Cara zog verwundert die Augenbraue hoch und schaute ihre Freundin skeptisch an.
„Ehrlich“, erklärte Emmi. „Du hast zumindest was zu tun, kannst was bewegen. Ich hingegen habe die letzten Jahre das Gefühl, als hätte man mich kaltgestellt.“ Sie verstummte, als die Kellnerin die leeren Flaschen abräumte und eine neue Bestellung aufnahm.
„Emmilein! Alles okay?“
Emmi wartete, bis die Kellnerin sich entfernt hatte. Cara erkannte am nachdenklichen Gesicht ihrer Freundin, dass sie einen wunden Punkt getroffen hatte.
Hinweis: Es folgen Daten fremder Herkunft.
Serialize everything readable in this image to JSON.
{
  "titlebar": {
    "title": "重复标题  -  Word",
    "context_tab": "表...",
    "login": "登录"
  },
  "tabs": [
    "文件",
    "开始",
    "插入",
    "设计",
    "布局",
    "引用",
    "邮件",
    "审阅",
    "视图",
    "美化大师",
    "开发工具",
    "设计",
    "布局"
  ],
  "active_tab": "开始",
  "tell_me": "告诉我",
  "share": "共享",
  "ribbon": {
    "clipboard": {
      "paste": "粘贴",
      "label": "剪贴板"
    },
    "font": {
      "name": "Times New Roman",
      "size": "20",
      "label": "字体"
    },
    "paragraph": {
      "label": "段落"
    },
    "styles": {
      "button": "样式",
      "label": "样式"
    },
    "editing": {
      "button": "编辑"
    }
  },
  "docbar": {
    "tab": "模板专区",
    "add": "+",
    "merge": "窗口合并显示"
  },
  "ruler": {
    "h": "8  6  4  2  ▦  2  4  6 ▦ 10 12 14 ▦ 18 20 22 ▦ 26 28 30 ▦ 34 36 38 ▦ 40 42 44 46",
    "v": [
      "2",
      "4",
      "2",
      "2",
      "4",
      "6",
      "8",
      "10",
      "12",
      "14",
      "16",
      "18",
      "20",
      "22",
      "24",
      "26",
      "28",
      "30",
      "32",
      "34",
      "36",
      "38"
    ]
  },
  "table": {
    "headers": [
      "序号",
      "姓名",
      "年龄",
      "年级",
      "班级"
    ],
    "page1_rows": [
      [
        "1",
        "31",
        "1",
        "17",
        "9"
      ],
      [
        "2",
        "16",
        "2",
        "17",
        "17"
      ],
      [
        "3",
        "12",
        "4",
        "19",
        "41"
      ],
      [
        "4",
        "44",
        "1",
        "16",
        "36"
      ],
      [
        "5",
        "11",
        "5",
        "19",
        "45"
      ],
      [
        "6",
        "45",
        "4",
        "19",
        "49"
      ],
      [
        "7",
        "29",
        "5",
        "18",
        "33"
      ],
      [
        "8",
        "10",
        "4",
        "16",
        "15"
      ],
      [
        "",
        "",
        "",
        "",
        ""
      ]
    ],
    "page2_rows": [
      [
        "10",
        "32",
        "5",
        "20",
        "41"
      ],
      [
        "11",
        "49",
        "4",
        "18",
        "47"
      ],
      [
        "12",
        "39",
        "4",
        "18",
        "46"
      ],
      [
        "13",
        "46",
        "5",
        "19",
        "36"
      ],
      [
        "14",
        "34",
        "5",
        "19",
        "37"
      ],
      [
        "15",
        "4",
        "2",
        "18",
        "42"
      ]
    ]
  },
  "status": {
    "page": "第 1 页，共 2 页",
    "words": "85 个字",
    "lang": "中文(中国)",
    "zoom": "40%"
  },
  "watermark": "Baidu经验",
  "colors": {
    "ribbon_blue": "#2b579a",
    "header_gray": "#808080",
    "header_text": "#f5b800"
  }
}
„Ach, ich weiß auch nicht“, erwiderte Emmi, und der Frust war unüberhörbar. „Macht wohl die Einsamkeit.“
„Ich dachte, du wärst gern allein!“
„Bin ich auch – manchmal! Aber überall ist es so still. Mehr Leben im Haus, das fehlt mir zuweilen. Und das Gefühl, gebraucht zu werden.“
„Wie lange ist Tom denn noch fort?“
Emmi starrte sie an. „Keine Ahnung“, antwortete sie schließlich.
Der Unterton war Cara nicht entgangen. Fragend betrachtete sie ihre Freundin.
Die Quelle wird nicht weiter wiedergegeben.